Ese encuentro con Jesús es absolutamente compensador por cuanto se está ante el Dios que no guarda nada para sí, que se anonada al extremo por amor, que "se entregó a la muerte a sí mismo por mí". Es empezar a no vivir para otra realidad sino solo para Él, en un abandono total y radical en la búsqueda de esa experiencia de amor que hace que no haga falta nada más. "Quien a Dios tiene nada le falta", decía Santa Teresa de Jesús. Es un encuentro que no necesita de una razón de ser, sino solo la del amor que lo llena todo, como lo resumen perfectamente estos versos anónimos, que reflejan el sentir de la persona que ha sido conquistada por el amor en ese encuentro personal con Cristo Redentor: 

No me mueve, mi Dios, para quererte
el cielo que me tienes prometido,
ni me mueve el infierno tan temido
para dejar por eso de ofenderte.

Tú me mueves, Señor, muéveme el verte
clavado en una cruz y escarnecido,
muéveme ver tu cuerpo tan herido,
muévenme tus afrentas y tu muerte.

Muéveme, en fin, tu amor, y en tal manera,
que aunque no hubiera cielo, yo te amara,
y aunque no hubiera infierno, te temiera.

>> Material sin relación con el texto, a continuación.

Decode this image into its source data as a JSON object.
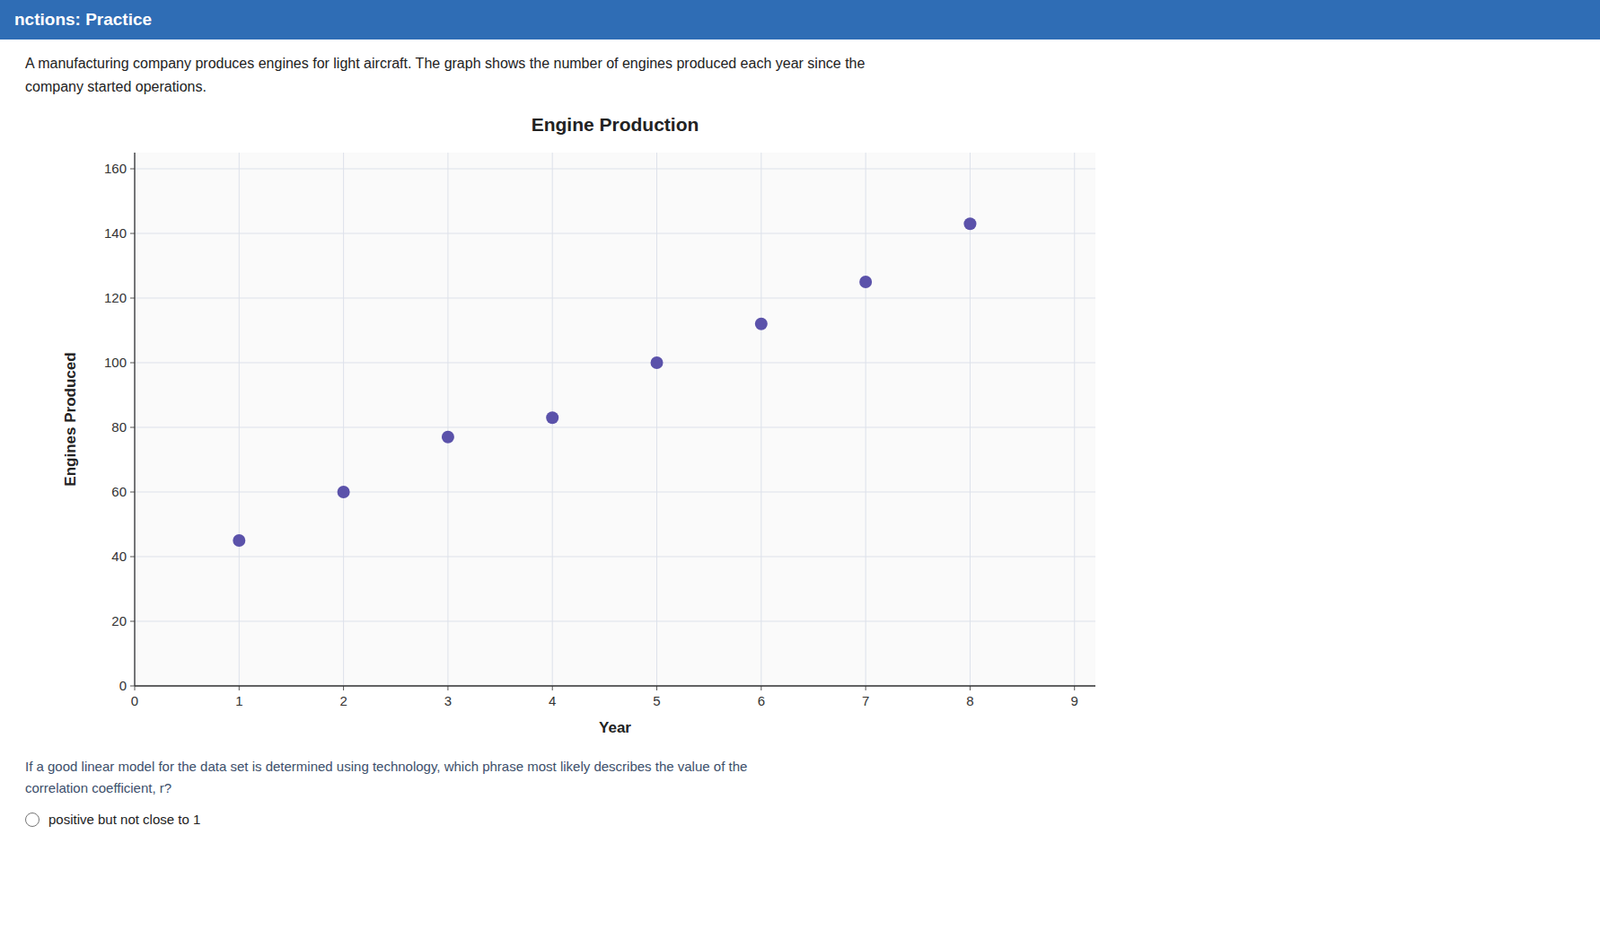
{
  "chart_data": {
    "type": "scatter",
    "title": "Engine Production",
    "x_label": "Year",
    "y_label": "Engines Produced",
    "x": [
      1,
      2,
      3,
      4,
      5,
      6,
      7,
      8
    ],
    "values": [
      45,
      60,
      77,
      83,
      100,
      112,
      125,
      143
    ],
    "color": "#5B52AA",
    "xlim": [
      0,
      9.2
    ],
    "ylim": [
      0,
      165
    ],
    "xticks": [
      0,
      1,
      2,
      3,
      4,
      5,
      6,
      7,
      8,
      9
    ],
    "yticks": [
      0,
      20,
      40,
      60,
      80,
      100,
      120,
      140,
      160
    ],
    "grid": true
  },
  "page": {
    "header": "nctions: Practice",
    "paragraph": [
      "A manufacturing company produces engines for light aircraft. The graph shows the number of engines produced each year since the",
      "company started operations."
    ],
    "question": [
      "If a good linear model for the data set is determined using technology, which phrase most likely describes the value of the",
      "correlation coefficient, r?"
    ],
    "answer": "positive but not close to 1"
  }
}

No me tienes que dar porque te quiera,
pues aunque lo que espero no esperara,
lo mismo que te quiero te quisiera.

Quien ha tenido este encuentro frontal con Jesús y con su amor, queda plenamente conquistado y se hace su anunciador. No hay cosa más difusiva que el amor, pues su experiencia no se puede ocultar. A quien vive en el amor, ese amor "se le sale" por los poros. Por eso encontramos esos personajes que no podían callar ante los demás. Así dice San Juan a los que van teniendo su experiencia del amor de Dios: "No amen al mundo ni lo que hay en el mundo. Si alguno ama al mundo, no está en él el amor del Padre. Porque lo que hay en el mundo –las pasiones de la carne, y la codicia de los ojos, y la arrogancia del dinero–, eso no procede del Padre, sino que procede del mundo. Y el mundo pasa, con sus pasiones. Pero el que hace la voluntad de Dios permanece para siempre". Nada compensa más que el amor de Dios. Y por eso la alegría personal de vivir en ese amor se quiere transmitir a los hermanos para que también ellos vivan la misma experiencia. Fue la experiencia de la profetisa Ana, que esperaba la salvación de Israel:  "Acercándose en aquel momento, daba gracias a Dios y hablaba del niño a todos los que aguardaban la liberación de Jerusalén". Ella había sentido en su corazón esa liberación que anunciaba y por eso no era capaz de contenerse. La alegría de la salvación, y más allá, la alegría del encuentro con el Jesús que salva y que nos da todo su amor, se difunde por sí misma. Y la invitación del apóstol es a dar rienda suelta a esa alegría y a dejar que ella misma sirva de testimonio ante todos: "Estén siempre alegres en el Señor; se lo repito, estén alegres y den a todos muestras de un espíritu muy abierto". El encuentro con Jesús y con su amor nos compromete. Nos hace portadores de esa noticia maravillosa de que Dios está entre nosotros, que nos ha traído el amor pleno y que lo ha dejado en nuestros corazones para que lo vivamos en plenitud, junto a nuestros hermanos.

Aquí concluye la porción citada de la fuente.